Indonesian Political, Business & Finance News

Analysts Identify 2026 as Year of Garuda Acceleration, Potential Exit from Survival Phase

| | Source: KOMPAS Translated from Indonesian | Business
Analysts Identify 2026 as Year of Garuda Acceleration, Potential Exit from Survival Phase
Image: KOMPAS

Jakarta – The year 2026 is projected to mark an acceleration phase in the recovery of PT Garuda Indonesia’s (Persero) Tbk (GIAA) operational performance, following a period of fundamental consolidation throughout 2025 and capital structure strengthening from its majority shareholder, Danantara Indonesia.

This projection has emerged alongside a capital injection of Rp 23.67 trillion, which is viewed as fundamentally transforming the company’s structure whilst accelerating the transition from a survival phase towards structured recovery.

UOB Kay Hian analyst Benyamin Mikael has identified this support as the primary catalyst for recovery. “The Rp 23.67 trillion capital injection from Danantara is the principal catalyst transforming the company’s fundamentals and accelerating the recovery process,” stated Benyamin in a statement on Friday (27 February 2026).

This sentiment has been reflected in share price movements.
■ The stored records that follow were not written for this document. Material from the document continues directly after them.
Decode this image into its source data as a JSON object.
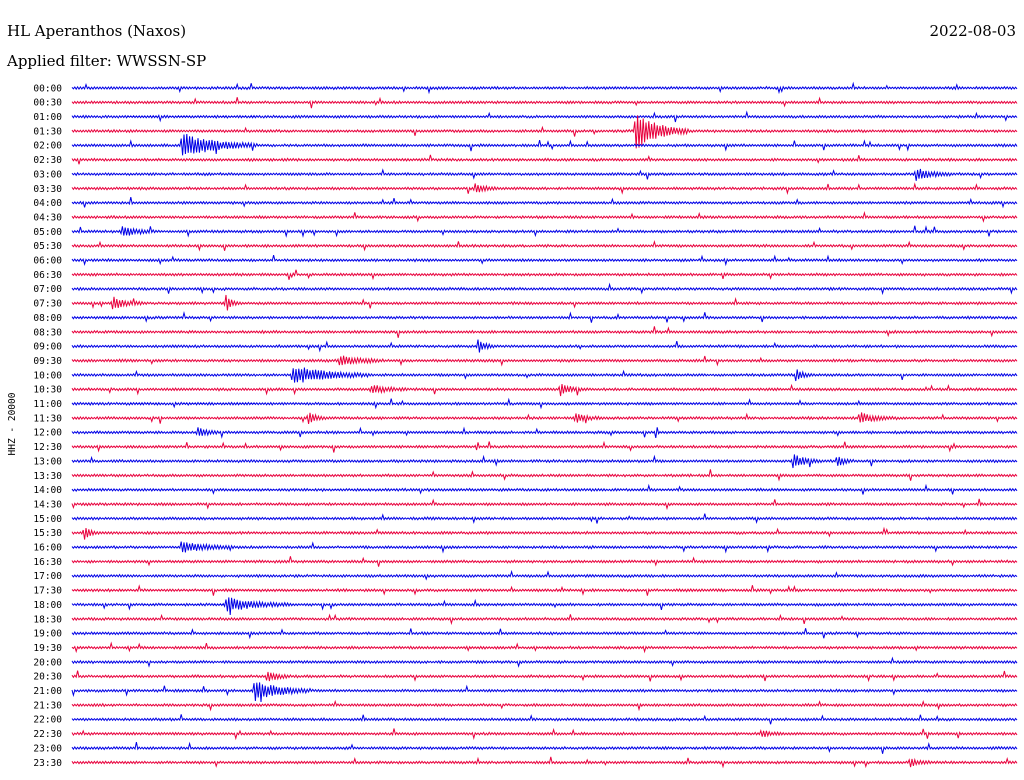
{
  "header": {
    "station": "HL Aperanthos (Naxos)",
    "filter": "Applied filter: WWSSN-SP",
    "date": "2022-08-03"
  },
  "chart_data": {
    "type": "line",
    "ylabel": "HHZ - 20000",
    "row_labels": [
      "00:00",
      "00:30",
      "01:00",
      "01:30",
      "02:00",
      "02:30",
      "03:00",
      "03:30",
      "04:00",
      "04:30",
      "05:00",
      "05:30",
      "06:00",
      "06:30",
      "07:00",
      "07:30",
      "08:00",
      "08:30",
      "09:00",
      "09:30",
      "10:00",
      "10:30",
      "11:00",
      "11:30",
      "12:00",
      "12:30",
      "13:00",
      "13:30",
      "14:00",
      "14:30",
      "15:00",
      "15:30",
      "16:00",
      "16:30",
      "17:00",
      "17:30",
      "18:00",
      "18:30",
      "19:00",
      "19:30",
      "20:00",
      "20:30",
      "21:00",
      "21:30",
      "22:00",
      "22:30",
      "23:00",
      "23:30"
    ],
    "row_minutes": 30,
    "colors": {
      "even": "#0000e6",
      "odd": "#e8003c"
    },
    "events": [
      {
        "row": 3,
        "minute": 17.9,
        "amp": 18,
        "dur": 1.5
      },
      {
        "row": 4,
        "minute": 3.5,
        "amp": 12,
        "dur": 2.2
      },
      {
        "row": 6,
        "minute": 26.8,
        "amp": 6,
        "dur": 0.9
      },
      {
        "row": 7,
        "minute": 12.8,
        "amp": 5,
        "dur": 0.6
      },
      {
        "row": 10,
        "minute": 1.6,
        "amp": 6,
        "dur": 0.8
      },
      {
        "row": 15,
        "minute": 1.3,
        "amp": 6,
        "dur": 0.8
      },
      {
        "row": 15,
        "minute": 4.9,
        "amp": 9,
        "dur": 0.3
      },
      {
        "row": 18,
        "minute": 12.9,
        "amp": 7,
        "dur": 0.4
      },
      {
        "row": 19,
        "minute": 8.5,
        "amp": 6,
        "dur": 1.2
      },
      {
        "row": 20,
        "minute": 7.0,
        "amp": 9,
        "dur": 2.2
      },
      {
        "row": 20,
        "minute": 23.0,
        "amp": 9,
        "dur": 0.3
      },
      {
        "row": 21,
        "minute": 9.5,
        "amp": 4,
        "dur": 1.0
      },
      {
        "row": 21,
        "minute": 15.5,
        "amp": 6,
        "dur": 0.6
      },
      {
        "row": 23,
        "minute": 7.5,
        "amp": 6,
        "dur": 0.5
      },
      {
        "row": 23,
        "minute": 16.0,
        "amp": 5,
        "dur": 0.6
      },
      {
        "row": 23,
        "minute": 25.0,
        "amp": 5,
        "dur": 1.0
      },
      {
        "row": 24,
        "minute": 4.0,
        "amp": 5,
        "dur": 0.6
      },
      {
        "row": 26,
        "minute": 22.9,
        "amp": 7,
        "dur": 0.7
      },
      {
        "row": 26,
        "minute": 24.3,
        "amp": 6,
        "dur": 0.4
      },
      {
        "row": 31,
        "minute": 0.4,
        "amp": 8,
        "dur": 0.3
      },
      {
        "row": 32,
        "minute": 3.5,
        "amp": 5,
        "dur": 1.5
      },
      {
        "row": 36,
        "minute": 4.9,
        "amp": 7,
        "dur": 1.8
      },
      {
        "row": 41,
        "minute": 6.2,
        "amp": 5,
        "dur": 0.6
      },
      {
        "row": 42,
        "minute": 5.8,
        "amp": 10,
        "dur": 1.6
      },
      {
        "row": 45,
        "minute": 21.9,
        "amp": 4,
        "dur": 0.5
      },
      {
        "row": 47,
        "minute": 26.6,
        "amp": 4,
        "dur": 0.5
      }
    ]
  }
}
In early January 2026, GIAA shares strengthened by 9.76 per cent to Rp 90 per share, a rise reflecting increased investor confidence in the sustainability of the transformation and shareholder support.

According to Benyamin, Danantara’s presence as a state asset management entity strengthens not only the financial position but also creates structural stability and long-term credibility for the national airline. “The primary focus is ensuring operational readiness and a healthier financial structure as a prerequisite for sustainable growth,” he added.

Throughout 2025, the Garuda Group executed fleet maintenance and reactivation programmes in phases according to operational planning. This progress has demonstrated consistent and measurable improvements in fleet readiness.

This strategy prioritises service quality and sustainability rather than aggressive short-term expansion. This approach is regarded as essential for ensuring the transformation proceeds discipline before entering an optimisation capacity phase.

From an operational perspective, fleet reactivation has shown significant progress. Throughout 2025, 15 aircraft were successfully reactivated. This number will be strengthened by an additional 13 aircraft targeted to operate in 2026. The active fleet increased to 90 aircraft by end of 2025, compared with 68 aircraft in 2022.

Third quarter 2025 performance also recorded improvements in passenger, charter and cargo revenues, accompanied by more disciplined cost management.

Going forward, management is considering strengthening the fleet structure through the addition of six aircraft with direct purchase options to optimise debt structure and improve the leverage profile.

With a combination of capital strengthening, 2025 operational consolidation and 2026 capacity optimisation, management estimates that net profit can be achieved by end of 2027.

For the market, this projection signals a narrative shift: from survival phase to structured recovery. Should transformation discipline and shareholder oversight be consistently implemented, Garuda Indonesia has the potential to reassert its position as a healthier and more competitive long-term national airline.